The fact that you can only make the Book of Mormon into anything other than an early 19th century American text by bringing a deity into the discussion shows how strongly that conclusion is indicated by the evidence.
Agreed. Not only that, but the deity brought into the discussion has to have some pretty significant human weaknesses in order to make it all work, such as vindictiveness (to make the learning an overwhelming challenge), plagiaristic tendencies (to get the KJV typesetting in there), and an abysmal failure to correctly describe the world (as evidenced by all the anachronisms).
mentalgymnast, re honorentheos' post, wrote: You're right, these three areas of exploration are and will continue to be concerns for both the apologists and the critics. Not so much the critics since the physical evidence seems to be more in their favor in some respects.
?? That is a unique interpretation of that part of honorentheos' post.
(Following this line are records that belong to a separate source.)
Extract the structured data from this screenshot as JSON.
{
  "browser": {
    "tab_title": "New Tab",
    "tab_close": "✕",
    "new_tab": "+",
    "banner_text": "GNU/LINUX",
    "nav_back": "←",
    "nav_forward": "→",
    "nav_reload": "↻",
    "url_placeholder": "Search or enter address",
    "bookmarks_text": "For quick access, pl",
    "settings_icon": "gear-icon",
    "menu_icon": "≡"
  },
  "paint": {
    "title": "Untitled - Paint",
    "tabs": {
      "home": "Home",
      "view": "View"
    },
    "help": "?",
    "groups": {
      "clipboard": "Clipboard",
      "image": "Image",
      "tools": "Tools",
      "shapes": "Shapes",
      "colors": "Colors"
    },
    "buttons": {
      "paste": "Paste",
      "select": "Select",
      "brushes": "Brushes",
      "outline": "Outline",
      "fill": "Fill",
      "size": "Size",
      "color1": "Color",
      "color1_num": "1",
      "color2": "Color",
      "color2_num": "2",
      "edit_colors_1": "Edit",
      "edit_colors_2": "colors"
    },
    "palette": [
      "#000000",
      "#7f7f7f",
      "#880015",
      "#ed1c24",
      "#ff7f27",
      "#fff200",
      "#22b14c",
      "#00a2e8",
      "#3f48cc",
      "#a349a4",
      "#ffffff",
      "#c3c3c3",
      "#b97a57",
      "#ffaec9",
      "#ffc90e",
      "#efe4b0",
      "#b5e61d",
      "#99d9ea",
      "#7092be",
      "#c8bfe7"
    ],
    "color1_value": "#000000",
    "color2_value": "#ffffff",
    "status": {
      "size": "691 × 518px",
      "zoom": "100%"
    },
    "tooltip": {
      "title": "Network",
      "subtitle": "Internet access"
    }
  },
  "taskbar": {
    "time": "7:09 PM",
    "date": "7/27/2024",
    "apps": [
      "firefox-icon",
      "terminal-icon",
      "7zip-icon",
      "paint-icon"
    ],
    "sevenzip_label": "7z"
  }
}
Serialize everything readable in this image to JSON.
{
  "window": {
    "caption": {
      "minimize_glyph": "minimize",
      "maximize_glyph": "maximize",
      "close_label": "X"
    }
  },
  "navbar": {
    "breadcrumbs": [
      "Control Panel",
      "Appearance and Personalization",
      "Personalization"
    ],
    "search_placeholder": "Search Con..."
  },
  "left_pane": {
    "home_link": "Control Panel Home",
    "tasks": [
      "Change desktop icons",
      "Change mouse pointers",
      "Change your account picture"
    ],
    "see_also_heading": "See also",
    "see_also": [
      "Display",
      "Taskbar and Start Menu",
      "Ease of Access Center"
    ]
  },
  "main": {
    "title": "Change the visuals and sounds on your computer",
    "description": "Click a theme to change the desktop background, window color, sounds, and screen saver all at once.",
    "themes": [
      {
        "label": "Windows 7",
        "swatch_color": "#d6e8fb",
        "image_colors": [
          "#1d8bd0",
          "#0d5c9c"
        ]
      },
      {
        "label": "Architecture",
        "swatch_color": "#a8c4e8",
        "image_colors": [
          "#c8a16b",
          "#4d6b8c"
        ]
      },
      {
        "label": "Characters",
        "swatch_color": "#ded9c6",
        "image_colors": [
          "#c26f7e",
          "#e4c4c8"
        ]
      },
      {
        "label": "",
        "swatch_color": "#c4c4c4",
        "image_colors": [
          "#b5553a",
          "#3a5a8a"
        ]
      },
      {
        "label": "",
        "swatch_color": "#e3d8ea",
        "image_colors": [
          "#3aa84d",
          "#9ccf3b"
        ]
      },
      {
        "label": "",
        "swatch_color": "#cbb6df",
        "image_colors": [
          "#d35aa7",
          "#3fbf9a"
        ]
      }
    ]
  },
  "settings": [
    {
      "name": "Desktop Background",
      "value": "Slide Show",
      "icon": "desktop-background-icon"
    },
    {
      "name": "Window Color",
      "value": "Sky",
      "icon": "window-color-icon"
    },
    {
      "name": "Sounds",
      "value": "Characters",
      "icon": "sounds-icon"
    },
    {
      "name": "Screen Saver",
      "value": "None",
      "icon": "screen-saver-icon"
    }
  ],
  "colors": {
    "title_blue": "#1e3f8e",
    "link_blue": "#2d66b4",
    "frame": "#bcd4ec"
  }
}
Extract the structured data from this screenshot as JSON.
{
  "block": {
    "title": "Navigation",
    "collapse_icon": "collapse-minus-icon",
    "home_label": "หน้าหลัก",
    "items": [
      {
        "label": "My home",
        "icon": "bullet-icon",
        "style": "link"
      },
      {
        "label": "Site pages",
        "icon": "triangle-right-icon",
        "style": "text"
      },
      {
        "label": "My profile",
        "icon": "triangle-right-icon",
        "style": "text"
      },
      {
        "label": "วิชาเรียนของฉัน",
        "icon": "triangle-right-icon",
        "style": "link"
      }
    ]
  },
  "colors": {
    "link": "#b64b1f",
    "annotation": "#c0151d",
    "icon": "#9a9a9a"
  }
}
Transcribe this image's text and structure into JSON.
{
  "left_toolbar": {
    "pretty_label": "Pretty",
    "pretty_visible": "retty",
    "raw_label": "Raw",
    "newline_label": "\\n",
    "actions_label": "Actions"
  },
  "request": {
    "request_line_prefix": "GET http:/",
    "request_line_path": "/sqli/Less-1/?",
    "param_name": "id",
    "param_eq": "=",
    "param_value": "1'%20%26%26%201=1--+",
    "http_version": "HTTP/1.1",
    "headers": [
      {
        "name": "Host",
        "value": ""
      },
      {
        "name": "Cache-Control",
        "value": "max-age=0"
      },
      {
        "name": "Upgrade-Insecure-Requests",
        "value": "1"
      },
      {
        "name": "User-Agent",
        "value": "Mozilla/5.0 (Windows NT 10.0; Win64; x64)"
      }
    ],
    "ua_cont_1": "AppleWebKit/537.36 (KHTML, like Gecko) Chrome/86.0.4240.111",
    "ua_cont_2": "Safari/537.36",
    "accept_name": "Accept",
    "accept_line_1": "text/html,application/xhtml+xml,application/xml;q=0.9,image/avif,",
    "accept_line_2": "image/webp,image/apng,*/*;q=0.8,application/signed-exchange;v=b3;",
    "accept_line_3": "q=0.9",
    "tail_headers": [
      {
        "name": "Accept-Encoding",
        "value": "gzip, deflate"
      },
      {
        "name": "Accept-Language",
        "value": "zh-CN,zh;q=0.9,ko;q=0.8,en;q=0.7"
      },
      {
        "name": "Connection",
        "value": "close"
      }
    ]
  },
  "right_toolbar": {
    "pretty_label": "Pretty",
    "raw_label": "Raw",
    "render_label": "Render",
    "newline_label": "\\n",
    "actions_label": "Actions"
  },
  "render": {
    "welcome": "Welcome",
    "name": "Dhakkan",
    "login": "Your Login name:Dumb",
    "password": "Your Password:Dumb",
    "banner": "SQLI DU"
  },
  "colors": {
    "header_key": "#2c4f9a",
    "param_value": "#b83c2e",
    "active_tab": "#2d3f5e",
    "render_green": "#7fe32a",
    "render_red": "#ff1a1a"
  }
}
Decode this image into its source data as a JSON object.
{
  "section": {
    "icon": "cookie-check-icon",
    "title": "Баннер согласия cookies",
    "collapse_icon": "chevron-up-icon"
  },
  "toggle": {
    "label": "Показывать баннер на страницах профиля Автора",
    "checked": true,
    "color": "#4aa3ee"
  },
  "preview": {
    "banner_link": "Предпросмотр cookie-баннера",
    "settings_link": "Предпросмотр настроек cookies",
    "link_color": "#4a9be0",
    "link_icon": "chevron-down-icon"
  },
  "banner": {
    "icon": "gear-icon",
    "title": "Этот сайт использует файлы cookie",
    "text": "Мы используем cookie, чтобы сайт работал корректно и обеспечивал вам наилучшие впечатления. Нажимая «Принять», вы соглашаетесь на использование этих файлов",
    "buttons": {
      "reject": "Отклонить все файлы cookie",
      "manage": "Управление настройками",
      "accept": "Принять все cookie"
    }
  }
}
I don't want to put words in your mouth, honorentheos, so please correct me if I'm wrong, but I saw your three authorship examples as a counter-point to Callister's 5 points, to demonstrate, flipping his technique back on him, how limiting the discussion to those three does NOT constitute what mentalgymnast defined as "the areas of exploration [that] are and will continue to be concerns for both the apologists and the critics."
You were quite clear, at least to me (see the sentences I bolded in your excerpt below), in what you see as potential elements of the type of discussion that would be fruitful for both believers and critics:
honorentheos wrote:For fun, here is my critical version of Callister's treatment of the authorship question:
1 - Tight Translation.
[discussion by honor]
This can't be true.
2 - Loose Translation
[discussion by honor]
This can't be true.
3 - Those Darned Brits
[discussion by honor]
This can't be true. Though, it get's points for flipping the script on Calllister's 5 points.
Those are three off the top of my head, MG, and you probably finished reading them and were dismissing them as entirely misrepresenting the discussion. Authorship by Joseph Smith wasn't disproven by any of what I wrote, it just reduced the believing theories used to defend the content of the Book of Mormon into something easy to brush off, right?
So, what about authorship being primary if it's inaccessible to us?
....We're basically left looking to the content of the Book of Mormon itself to learn about who authored it, when, and possibly gain some insight into how though whether you are a believer or critic the question of how is honestly lost to us.
....I don't know if I can make it any more clear. Callister created strawmen that he knocked over for the entertainment of his audience. It failed to actually represent the arguments critics make when they debate the Book of Mormon, and they glossed over how inaccessible the authorship question is for LDS....
So, how about we agree that Callister's point was a pep rally for believers and when we get together as participants in discussion we approach the issues from the perspective of what is actually accessible to us?
[bolding added by me.]
Hopefully I'm understanding your key points in this excerpt from your post, honorentheos, please correct me if I'm wrong.